Both plaintiff and defendant have filed numerous cases to sustain their contention. The defendant has cited the case of McDonald v. Columbian Nat. Life Ins. Co., 253 Pa. 239, 97 Atl. 1086, as sustaining the contention that the right to exercise the Option B or 0 in the policy is personal to the insured and no one can exercise either of these options after the death of the insured. The court, after discussing the options that were available to the insured in case of failure to pay the premiums when due, continues as follows: “The policy by its terms lapsed after 30 days’ default in payment of premium, and, under the Massachusetts Statute, automatically became a paid-up life policy for $760.00. This was by operation of law, and not from affirmative action of either party. The insured sought in vain to have it reinstated, but never requested, that its cash value be used to purchase extended insurance. By the policy such options are given to the insured, and, in our opinion must be exercised by him, especially that with reference to the purchase of extended insurance on his life. It is no more possible to procure valid life insurance on a dead man than valid fire insurance on a burned building. And, as in this case such extended insurance was neither sought for nor obtained during the life of the insured, it cannot be secured later. The option was personal to him, and cannot be exercised after the rights and liabilities of the parties have been fixed by his death. Unless the insured elects to take extended insurance the right thereto is lost.”
In her brief the appellee suggests that the Supreme Court of Pennsylvania did not adhere to this rule in the case of JesJce v. Metropolitan Life Ins. Co., 113 Pa. Super. Ct. 118, 172 Atl. 172. An examination of that case discloses that it was decided on an entirely different state of facts from the McDonald case, and also materially different from the case we are considering. We are aware that there are other courts which have not adhered to this rule, but it is our conclusion the options contained in the present policy were personal to the insured and could not be exercised by anyone after his death.
As to whether the defendant was authorized under the terms of the policy to exercise Option “A” by purchasing paid-up insurance for the plaintiff, the opinions of our sister States are not in accord. Our attention has not been called to any case where our Supreme or Appellate Court has passed upon this question. In the case of Michigan Mut. Life Ins. Co. v. Mayfield, 121 Ky. 839, 90 S. W. 607, a suit was brought on an insurance policy upon which the premium had been paid up to July 1, 1905. Insured died July 17, 1905, but failed to pay the premiums due July 1,1905. The policy provided: “Paid-up Insurance. — If the payments are not made as provided herein, then in every such case the company shall not be liable for the payment of the insured sum, and this policy shall cease and determine, except, only, that after premiums shall have been paid for three or more full years, if default be made in the payment of any premium thereafter, and there be no indebtedness on account of this policy, it will be valid as a paid-up nonparticipating policy for a fractional part of the sum insured as shown in the table of paid-up insurance below. . . .
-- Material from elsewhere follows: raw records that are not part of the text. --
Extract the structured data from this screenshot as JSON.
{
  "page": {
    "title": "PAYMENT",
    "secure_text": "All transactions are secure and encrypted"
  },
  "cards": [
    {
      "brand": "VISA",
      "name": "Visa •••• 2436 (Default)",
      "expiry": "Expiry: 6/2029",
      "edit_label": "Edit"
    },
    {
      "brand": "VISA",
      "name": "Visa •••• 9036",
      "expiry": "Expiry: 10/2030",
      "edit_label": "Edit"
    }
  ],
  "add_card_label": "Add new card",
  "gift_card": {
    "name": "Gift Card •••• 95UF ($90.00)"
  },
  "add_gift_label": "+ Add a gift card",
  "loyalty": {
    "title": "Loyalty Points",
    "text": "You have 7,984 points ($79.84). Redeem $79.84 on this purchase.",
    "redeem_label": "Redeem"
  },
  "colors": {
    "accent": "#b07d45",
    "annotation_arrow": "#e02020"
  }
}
“Extended Insurance. — After the payment of three annual premiums, if default be made in the payment of any premium thereafter, the insured may, by giving written notice to the company within thirty days after such default, elect, in lieu of the paid up insurance provided for in this policy, to have the full amount insured carried as nonparticipating term insurance without further payment of premiums, for the time specified in the table of extended insurance below, provided there is no indebtedness to the company on account of this policy. This nonparticipating term insurance shall be subject to the condition of this policy, except as to the payment of premiums, and if death should occur within three years after the nonpayment of premiums, and during the continuance of the nonparticipating term insurance, there shall be deducted from the amount payable the sum of all premiums with interest, that would have become due on this policy if it had been continued in force as originally intended.”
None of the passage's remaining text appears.